# Ditch Dirty Data

Welcome to your SQL Data Cleaning lab! In this lab, we are going to work with a dirty dataset from Monster.com that lists job postings from February 2016 to January 2017. We need a clean dataset so that we can look at manager job trends across the USA for a data visualization project. 

For this lab, we’re just preparing the dataset and not making any visualizations, but it’s important to know why you’re cleaning and how you’ll use the data before you start cleaning up.


## Welcome to SQL!

SQL stands for Structured Query Language. It's a programming language that lets us store and retrieve important business data stored in _relational databases_. In the most basic terms, you can think of a relational database as a set of spreadsheets linked together. In SQL, we call these spreadsheets **tables**.

### Table Structure

If you've worked with spreadsheets before, SQL tables will look quite familiar. Tables are comprised rows and columns. Each row is called a **record**, and each column represents an **attribute** of that record.

In our example dataset, each row represents a newly posted job listing on monster.com. The columns simply tell us more about that job by describing its attributes like `job_title`, `location`, or `salary`:

**TODO: INSERT AN ILLUSTRATION**


### Connecting to our Database

The first step in working with SQL is connecting to our database. To get warmed up, try running the following command to create a new connection to our `jobs` database.

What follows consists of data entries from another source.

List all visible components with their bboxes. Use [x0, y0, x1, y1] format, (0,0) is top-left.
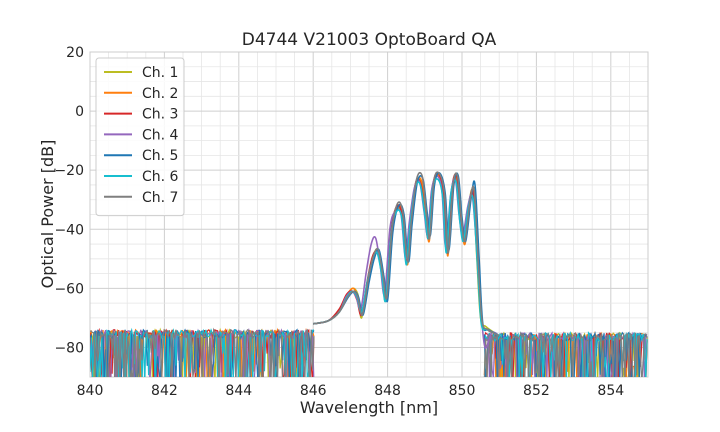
noise-floor-right [483, 331, 648, 377]
legend-label: Ch. 4 [142, 127, 179, 143]
y-axis-label: Optical Power [dB] [38, 140, 57, 289]
series-lines [313, 171, 500, 349]
noise-floor-left [90, 327, 315, 377]
x-tick-label: 842 [151, 383, 178, 399]
y-tick-label: 20 [66, 45, 84, 61]
noise-floor-right [483, 331, 648, 377]
x-tick-label: 854 [597, 383, 624, 399]
y-tick-label: −40 [54, 222, 84, 238]
x-axis-label: Wavelength [nm] [300, 398, 438, 417]
legend: Ch. 1 Ch. 2 Ch. 3 Ch. 4 Ch. 5 Ch. 6 Ch. 7 [95, 57, 185, 217]
legend-label: Ch. 6 [142, 169, 179, 185]
tick-labels: 840 842 844 846 848 850 852 854 20 0 −20 −40 −60 −80 [54, 45, 624, 399]
legend-label: Ch. 7 [142, 190, 178, 206]
y-tick-label: −80 [54, 340, 84, 356]
legend-label: Ch. 5 [142, 148, 178, 164]
x-tick-label: 840 [77, 383, 104, 399]
chart-title: D4744 V21003 OptoBoard QA [242, 30, 497, 50]
legend-label: Ch. 2 [142, 86, 178, 102]
noise-floor [90, 327, 648, 377]
y-tick-label: 0 [75, 104, 84, 120]
legend-label: Ch. 1 [142, 65, 178, 81]
x-tick-label: 852 [523, 383, 550, 399]
x-tick-label: 848 [374, 383, 401, 399]
series-line-7 [313, 171, 500, 337]
x-tick-label: 844 [225, 383, 252, 399]
y-tick-label: −60 [54, 281, 84, 297]
x-tick-label: 846 [300, 383, 327, 399]
y-tick-label: −20 [54, 163, 84, 179]
legend-label: Ch. 3 [142, 107, 178, 123]
plot-border [89, 51, 649, 378]
x-tick-label: 850 [449, 383, 476, 399]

_Note: You can use `SHIFT + RETURN` on any code block in this lab to run the code_


In [None]:
## Load SQL
%load_ext sql

## Connect to our SQL database called "jobs"
%sql sqlite:///jobs.db

## Querying Our Database

The first step in cleaning our dataset is being able to find the data we care about. SQL lets us write **queries** to do this.

SQL queries generally start with a `SELECT` statement. `SELECT` helps us find the specific rows, or records, that match our query criteria.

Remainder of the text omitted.